竹工房に子どもの笑顔 平戸の元船長 ものづくりに発信

西日本新聞 夕刊 福田 章

 長崎県平戸市獅子地区にある「体験工房竹とんぼ」が、子どもたちのものづくり体験や交流の場としてにぎわっている。主宰するのは貨物船の船長だった杉山安信さん(69)。刃物の使い方を指導しながら、他人の痛みも教える。最近は地域の高齢者も集い、笑顔が絶えない。

 工房の壁には、杉山さんに竹細工を教わった子どもの笑顔の写真がいっぱい。平戸市の小中学生や体験型修学旅行で訪れた中国、関西地方の中高生たちだ。

 工房で作る竹細工はカメやカニ、竹とんぼなどで、子どもの年齢に合わせて決める。小学校低学年に用意するカメの型は大人の人さし指ほどの大きさ。鉛筆で甲羅を描かせ、それに沿った彫刻刀の使い方を示す。

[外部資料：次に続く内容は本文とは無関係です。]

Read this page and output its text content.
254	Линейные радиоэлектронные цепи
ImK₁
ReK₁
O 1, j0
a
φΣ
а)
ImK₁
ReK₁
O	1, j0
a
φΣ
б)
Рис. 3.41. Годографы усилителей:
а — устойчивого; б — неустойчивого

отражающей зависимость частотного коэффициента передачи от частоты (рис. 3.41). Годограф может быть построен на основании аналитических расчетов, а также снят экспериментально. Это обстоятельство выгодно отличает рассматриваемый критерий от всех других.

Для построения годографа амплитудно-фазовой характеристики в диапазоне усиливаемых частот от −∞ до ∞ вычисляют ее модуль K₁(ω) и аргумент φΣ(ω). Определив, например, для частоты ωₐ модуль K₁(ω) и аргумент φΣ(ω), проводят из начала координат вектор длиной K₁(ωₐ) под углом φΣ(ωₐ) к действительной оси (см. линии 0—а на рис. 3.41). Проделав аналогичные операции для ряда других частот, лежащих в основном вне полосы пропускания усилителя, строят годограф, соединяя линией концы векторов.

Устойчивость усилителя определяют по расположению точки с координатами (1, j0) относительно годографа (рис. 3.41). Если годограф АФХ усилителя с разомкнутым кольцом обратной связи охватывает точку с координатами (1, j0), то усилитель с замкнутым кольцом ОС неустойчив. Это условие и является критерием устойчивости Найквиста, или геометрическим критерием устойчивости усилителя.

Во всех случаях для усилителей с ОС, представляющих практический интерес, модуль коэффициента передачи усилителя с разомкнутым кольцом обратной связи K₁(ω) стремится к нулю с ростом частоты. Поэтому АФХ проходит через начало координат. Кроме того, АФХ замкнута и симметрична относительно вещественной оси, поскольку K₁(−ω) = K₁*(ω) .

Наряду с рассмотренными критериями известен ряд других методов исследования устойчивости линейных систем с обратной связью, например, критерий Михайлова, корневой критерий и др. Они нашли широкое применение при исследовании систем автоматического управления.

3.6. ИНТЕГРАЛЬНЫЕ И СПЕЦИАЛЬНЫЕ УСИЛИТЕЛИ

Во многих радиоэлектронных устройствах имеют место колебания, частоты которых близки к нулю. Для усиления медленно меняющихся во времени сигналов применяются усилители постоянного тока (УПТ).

 「爪はV字に切れ目を入れるんだよ」と丁寧に指導すると、子どもたちは真剣なまなざしで手を動かす。「難しいことに挑戦している。そのときの目の輝きがいい。私の生きがいです」と杉山さん。手を切った子には「けがしたら痛かろ? 他人をけがさせたら、その人も痛かとよ」と諭す。

 2年前の12月、平戸島西部にある自宅敷地に工房を開設した。病気療養中に海辺で拾った竹で作った竹とんぼが、地元の子どもたちに喜ばれたのがきっかけだった。

 山口県下関市の船会社に長く勤め、50代でUターンし、地元のフェリー会社で働いた。竹細工の技術は独学で磨いた。節くれだった指で創作したテッポウユリや帆船、スイセンは平戸市美術展工芸品の部で市長賞を3度受賞。市の出前講座の講師も務める。

 工房は高齢者の集会所の役割も担う。家にこもりがちなお年寄りがここに来ると、お茶を飲みながら笑顔で語らう。「いつでも誰でも受け入れる。ものづくりの喜びや人と交わる楽しさを多くの人に味わってもらいたい」 (福田章)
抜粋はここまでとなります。